Lutilla Crimm had conceived her oldest son in a wealthy section of Charlottesville called Farmington during a terrible snowstorm. Crimm dimly conjured up what he could remember hearing about that event, and it seemed that when his father would get annoyed with his wife, he would make snide asides to little Bedford about never allowing a woman to run and ruin his life.
“They’re full of mendacity, women are,” Bedford’s father would say when the two of them were carrying in logs for the wood-burning stove or shoveling snow off the brick sidewalk in front of their imposing brick house that rose before a backdrop of mountains. “They’ll sweet-talk you, son, and make you think they’re right desperate to have sex with you, then when they’ve got you wrapped around their fingers and saddled down with kids, guess what?”
“What?” Bedford had begun giving voice to what would become his most frequently asked question.
“What?” echoed his father. “I’ll tell you
what!
They’ll suddenly announce that the ceiling needs to be replastered or the molding is crumbling or there are cobwebs hanging from the chandelier, right when you’re in the middle of . . .”
“Oh,” Bedford replied as he dumped split logs into the bin by the stove.
“Let’s just put it this way,” his father went on while his wife worked on a needlepoint in her parlor upstairs. “Half of you was scattered over the quilt, son. That’s probably why you’re a runt with bad eyesight.”

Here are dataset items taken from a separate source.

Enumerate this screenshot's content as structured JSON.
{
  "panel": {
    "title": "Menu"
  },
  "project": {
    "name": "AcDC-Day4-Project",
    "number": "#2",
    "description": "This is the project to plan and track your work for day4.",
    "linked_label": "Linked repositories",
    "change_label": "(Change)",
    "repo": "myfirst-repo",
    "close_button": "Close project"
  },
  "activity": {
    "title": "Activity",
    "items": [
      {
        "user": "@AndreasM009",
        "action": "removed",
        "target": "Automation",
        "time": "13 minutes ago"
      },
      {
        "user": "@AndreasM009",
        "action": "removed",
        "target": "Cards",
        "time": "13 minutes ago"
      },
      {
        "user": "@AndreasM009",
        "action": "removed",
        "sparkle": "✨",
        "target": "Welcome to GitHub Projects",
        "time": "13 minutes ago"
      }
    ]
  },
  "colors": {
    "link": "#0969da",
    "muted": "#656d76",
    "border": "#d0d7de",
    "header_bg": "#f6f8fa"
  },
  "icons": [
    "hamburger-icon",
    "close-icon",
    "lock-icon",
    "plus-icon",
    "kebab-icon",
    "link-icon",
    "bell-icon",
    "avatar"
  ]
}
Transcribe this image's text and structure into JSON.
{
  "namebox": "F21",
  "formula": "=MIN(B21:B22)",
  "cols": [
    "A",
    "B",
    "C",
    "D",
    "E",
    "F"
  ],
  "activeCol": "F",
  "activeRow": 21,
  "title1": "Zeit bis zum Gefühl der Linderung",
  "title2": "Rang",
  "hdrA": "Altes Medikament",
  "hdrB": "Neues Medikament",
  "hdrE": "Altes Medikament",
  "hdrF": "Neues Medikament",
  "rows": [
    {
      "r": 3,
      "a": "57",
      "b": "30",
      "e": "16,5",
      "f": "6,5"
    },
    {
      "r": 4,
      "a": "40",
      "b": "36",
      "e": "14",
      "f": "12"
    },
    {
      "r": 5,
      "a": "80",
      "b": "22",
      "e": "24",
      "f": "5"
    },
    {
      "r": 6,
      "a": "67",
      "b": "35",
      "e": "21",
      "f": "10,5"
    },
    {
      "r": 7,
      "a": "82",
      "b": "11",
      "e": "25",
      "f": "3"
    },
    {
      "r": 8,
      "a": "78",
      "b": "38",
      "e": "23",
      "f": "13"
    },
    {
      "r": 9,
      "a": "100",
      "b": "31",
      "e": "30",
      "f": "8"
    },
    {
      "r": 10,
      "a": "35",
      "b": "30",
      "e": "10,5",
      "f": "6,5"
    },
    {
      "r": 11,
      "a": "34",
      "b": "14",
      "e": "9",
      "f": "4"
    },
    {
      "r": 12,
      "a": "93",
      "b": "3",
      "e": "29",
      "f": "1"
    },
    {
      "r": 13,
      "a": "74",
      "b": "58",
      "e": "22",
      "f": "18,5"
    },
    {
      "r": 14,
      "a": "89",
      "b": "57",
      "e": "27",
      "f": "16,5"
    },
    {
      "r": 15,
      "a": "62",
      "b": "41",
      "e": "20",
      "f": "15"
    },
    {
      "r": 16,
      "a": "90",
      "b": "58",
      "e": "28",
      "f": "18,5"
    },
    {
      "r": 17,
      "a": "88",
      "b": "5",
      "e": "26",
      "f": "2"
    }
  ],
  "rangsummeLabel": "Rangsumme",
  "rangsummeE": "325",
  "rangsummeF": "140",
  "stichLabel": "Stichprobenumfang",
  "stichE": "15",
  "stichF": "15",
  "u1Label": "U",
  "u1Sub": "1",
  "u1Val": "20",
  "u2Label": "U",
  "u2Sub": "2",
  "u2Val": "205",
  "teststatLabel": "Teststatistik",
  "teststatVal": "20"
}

“What exactly did Mummy say?” Bedford had to know the truth. “Was she asking about the ceiling or the cobwebs?”
“Neither one. Not that night. She sat straight up in bed and said, ‘Why, I don’t believe I fed the cat.’ ”
“Had she?” young Bedford inquired, and he would never forget his dismay at learning that he would forever be visually impaired, short, and homely—all because of a cat. “Why would Mummy suddenly think of the cat at that precise moment?”
“That’s exactly what I mean about women, son. They think of all kinds of things at that precise moment because they want to create a diversion.” His father shoved a log into the wood stove and sparks flew up in protest. “Your mummy knew exactly what she was doing when she brought up the cat.”
Since then, Bedford Crimm not only hated cats, but he also carried a pain in his heart and was deeply insecure because his mummy had committed interruptus during his conception, thus spilling much of his vitality on the quilt. She could not possibly have loved her quickening son much, Bedford mused unhappily as he picked at a poached egg he could scarcely see and groped for the pepper mill and continued to tune out his wife, who was having a stressful conversation with Pony about people who have been struck by lightning. Crimm believed he had put his unfair childhood behind him when he had become powerful in politics, and now Trooper Truth had brought it all back.
A miasma of paranoia and anger leaked through Crimm like a noxious gas, and his submarine went into alert. Somehow Trooper Truth knew the truth about the mighty
governor’s shameful start in life and the last thing Crimm needed was for others to find out. Oh, of course Trooper Truth knew! He knew everything. Why else would he have mentioned mummies in his essay?
“This is an outrage!” He slammed his fist down on the table and a silver candlestick toppled over into the butter dish.
The breakfast room froze in silence.
After a moment, a startled Maude Crimm said to him, “My goodness! It’s a good thing that candle wasn’t lit, dear, or the butter might have caught on fire. Real butter is animal fat and will burn just as easily as lighter fluid.”